今となっては、旅の目的地として、行く先々の美術館やアートスペース、ギャラリーへ行くようになりましたが、小学生の頃は美術館というところはほぼ理解していなかったように思います。ましてや収蔵作品の詳細などは理解のしようがありませんでした。遠足で学校以外の遠くの場所に、同級生とお弁当をもって出かけられるというくらいの感覚でした。
当時、小学生の頃に遠足で行った美術館というのは、名古屋市立美術館だったと思います。その後、数回、行く機会があったのですが、自分の成長と共に得られる内容が異なりました。
当時の記憶としては、曖昧ながら世界デザイン博覧会というものも開催されていたので、なんとなく近未来的なデザインの建物に触れ、非日常を味わっていたと思います。と同時に、景気がいい時代でしたので、今振り返れば、当時の普段の生活自体が非日常に見えてしまいます。
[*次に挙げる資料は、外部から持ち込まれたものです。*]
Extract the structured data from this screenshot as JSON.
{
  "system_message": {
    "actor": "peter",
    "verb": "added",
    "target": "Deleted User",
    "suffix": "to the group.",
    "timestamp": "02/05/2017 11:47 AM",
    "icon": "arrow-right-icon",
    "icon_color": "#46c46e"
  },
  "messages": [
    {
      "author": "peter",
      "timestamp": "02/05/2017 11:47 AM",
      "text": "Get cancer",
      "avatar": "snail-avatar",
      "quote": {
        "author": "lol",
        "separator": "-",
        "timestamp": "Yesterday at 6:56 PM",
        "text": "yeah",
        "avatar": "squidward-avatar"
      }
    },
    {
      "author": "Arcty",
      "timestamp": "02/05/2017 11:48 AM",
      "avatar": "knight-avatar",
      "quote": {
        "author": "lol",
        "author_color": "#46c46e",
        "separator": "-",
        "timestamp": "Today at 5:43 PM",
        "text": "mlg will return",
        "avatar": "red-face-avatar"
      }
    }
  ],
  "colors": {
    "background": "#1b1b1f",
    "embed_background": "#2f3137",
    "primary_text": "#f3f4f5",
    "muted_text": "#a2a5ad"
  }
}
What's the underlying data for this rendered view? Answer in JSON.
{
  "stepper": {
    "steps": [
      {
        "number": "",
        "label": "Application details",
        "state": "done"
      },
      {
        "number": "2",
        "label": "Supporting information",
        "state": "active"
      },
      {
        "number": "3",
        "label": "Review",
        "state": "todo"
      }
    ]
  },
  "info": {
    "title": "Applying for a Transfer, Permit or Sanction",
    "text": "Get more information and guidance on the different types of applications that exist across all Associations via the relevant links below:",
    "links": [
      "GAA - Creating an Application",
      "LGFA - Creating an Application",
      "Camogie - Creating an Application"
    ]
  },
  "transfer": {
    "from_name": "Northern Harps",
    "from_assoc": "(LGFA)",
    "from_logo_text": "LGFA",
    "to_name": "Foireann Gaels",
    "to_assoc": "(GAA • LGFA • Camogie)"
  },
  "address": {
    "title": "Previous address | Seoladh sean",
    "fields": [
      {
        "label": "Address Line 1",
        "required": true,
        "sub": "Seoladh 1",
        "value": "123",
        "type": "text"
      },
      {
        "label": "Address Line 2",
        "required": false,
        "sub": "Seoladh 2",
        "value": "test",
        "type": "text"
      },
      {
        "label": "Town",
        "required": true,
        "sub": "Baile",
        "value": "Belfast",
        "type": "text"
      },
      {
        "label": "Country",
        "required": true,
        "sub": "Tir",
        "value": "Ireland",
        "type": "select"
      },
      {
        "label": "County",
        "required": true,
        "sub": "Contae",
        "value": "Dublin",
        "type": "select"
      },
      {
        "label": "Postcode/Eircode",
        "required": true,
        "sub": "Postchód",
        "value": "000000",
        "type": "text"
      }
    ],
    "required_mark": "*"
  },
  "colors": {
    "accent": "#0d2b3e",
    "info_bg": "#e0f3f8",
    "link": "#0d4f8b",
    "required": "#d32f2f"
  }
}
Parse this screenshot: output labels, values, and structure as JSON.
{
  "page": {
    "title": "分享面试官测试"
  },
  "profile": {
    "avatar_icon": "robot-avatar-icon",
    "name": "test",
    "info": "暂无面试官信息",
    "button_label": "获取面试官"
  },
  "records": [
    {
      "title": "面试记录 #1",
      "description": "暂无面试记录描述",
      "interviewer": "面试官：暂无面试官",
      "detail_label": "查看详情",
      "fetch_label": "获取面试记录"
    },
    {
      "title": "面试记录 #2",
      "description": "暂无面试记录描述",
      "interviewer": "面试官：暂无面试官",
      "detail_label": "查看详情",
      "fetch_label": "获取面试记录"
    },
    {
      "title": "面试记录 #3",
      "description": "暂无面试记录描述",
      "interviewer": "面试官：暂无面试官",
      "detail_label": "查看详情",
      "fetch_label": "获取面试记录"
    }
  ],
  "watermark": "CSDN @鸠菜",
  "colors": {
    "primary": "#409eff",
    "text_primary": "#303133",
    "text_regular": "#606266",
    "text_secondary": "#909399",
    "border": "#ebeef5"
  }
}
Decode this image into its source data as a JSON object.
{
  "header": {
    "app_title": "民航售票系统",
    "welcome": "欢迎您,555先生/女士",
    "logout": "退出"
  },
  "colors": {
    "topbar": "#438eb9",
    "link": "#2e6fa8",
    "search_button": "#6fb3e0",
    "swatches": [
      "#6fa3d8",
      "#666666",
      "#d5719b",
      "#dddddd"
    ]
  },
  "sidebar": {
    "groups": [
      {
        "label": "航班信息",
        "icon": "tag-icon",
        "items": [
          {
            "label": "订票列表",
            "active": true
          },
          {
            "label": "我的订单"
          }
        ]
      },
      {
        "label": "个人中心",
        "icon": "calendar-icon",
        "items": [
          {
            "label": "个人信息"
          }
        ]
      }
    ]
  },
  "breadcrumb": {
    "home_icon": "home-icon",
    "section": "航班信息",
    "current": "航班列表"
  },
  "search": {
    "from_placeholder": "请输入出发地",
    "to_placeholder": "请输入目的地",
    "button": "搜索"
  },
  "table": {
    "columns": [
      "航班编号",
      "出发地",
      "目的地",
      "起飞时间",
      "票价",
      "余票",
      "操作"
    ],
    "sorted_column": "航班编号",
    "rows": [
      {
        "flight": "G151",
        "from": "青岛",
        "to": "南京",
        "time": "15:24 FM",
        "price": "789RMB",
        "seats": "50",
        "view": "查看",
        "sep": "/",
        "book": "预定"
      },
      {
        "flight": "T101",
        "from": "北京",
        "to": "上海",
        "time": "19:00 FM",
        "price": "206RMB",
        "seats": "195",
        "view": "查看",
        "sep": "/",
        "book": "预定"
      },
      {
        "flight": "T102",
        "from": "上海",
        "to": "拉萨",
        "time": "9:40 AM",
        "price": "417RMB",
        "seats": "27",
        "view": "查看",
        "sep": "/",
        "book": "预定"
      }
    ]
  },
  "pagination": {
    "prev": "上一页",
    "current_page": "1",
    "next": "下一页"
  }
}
。。
さて、その名古屋市立美術館での思い出としては、さつまいもやバナナのような形で埋め尽くされた発色の良いピンクのボートであったり、箱の中に日付が書かれ新聞紙が入れてあるもの、骸骨の人々の生活が描かれた絵画、ハンマーを振りかざす大きな動く人でした。なんだかよくわからないけど、なにかとても面白いところに来たという感覚がありました。大事に保管されていたので、とても貴重なものだということもなんとなく伝わってきました。
小学校、中学校、高校と成長していくにつれ、衛星放送や洋楽CDなどの海外の情報も身近に触れられるようになり、当時は、MTVやNBAを消費し、日々バスケットボールに明け暮れる日々を暮らしていました。小・中・高と、体育と美術は大好きだったので、いつも楽しく過ごしていました。同時に、受験や大人の社会ということも意識し始め、何が社会に役に立つのかといった価値観も形成されていきました。
受験の前は、アートは好きでしたが、まずは視野を広げるために、海外に行きたいと思い、英語や世界史などを重点的に勉強し、アートが何に役立つかということは全く理解できませんでした。その後、大学では文化人類学の授業や留学生、海外帰国子女の友達の話などを聞き、刺激を受け、少しずつ意識が変わっていきました。この話はまた、別の時にお話しします。
さて、こうして物の見方が変化していくのですが、アメリカ留学中に何度か一時帰国をしました。その際に、改めて名古屋市立美術館を訪れ、小学生の頃に見た作品というのが、草間彌生、河原温、ホセ・ガタルーペ・ポサダ、ジョナサン・ボロフスキーの作品だったこと、また、小学生の頃の記憶には残っていませんでしたが、荒川修作、桑山忠明などの作品も展示されていました。作品の数々は、東海地方出身のアーティストであったり、姉妹友好都市関係のアーティストであったりと名古屋市となんらかの関連のある作品の数々でした。時代を象徴したり、友好関係を象徴していたりと当時の時代背景やアーティストの感性、人柄、技巧などがまざまざと理解できた気がします。後に、上述のアーティスト達と直接面識のある美術館館長や友人ともお話ができ、作品だけでは計り知れない人柄の一部分を知る機会にも巡り会えました。アートを志し、その旅の先に出会えた貴重な体験でした。
長くなりましたので、続きは次回以降にしたいと思います。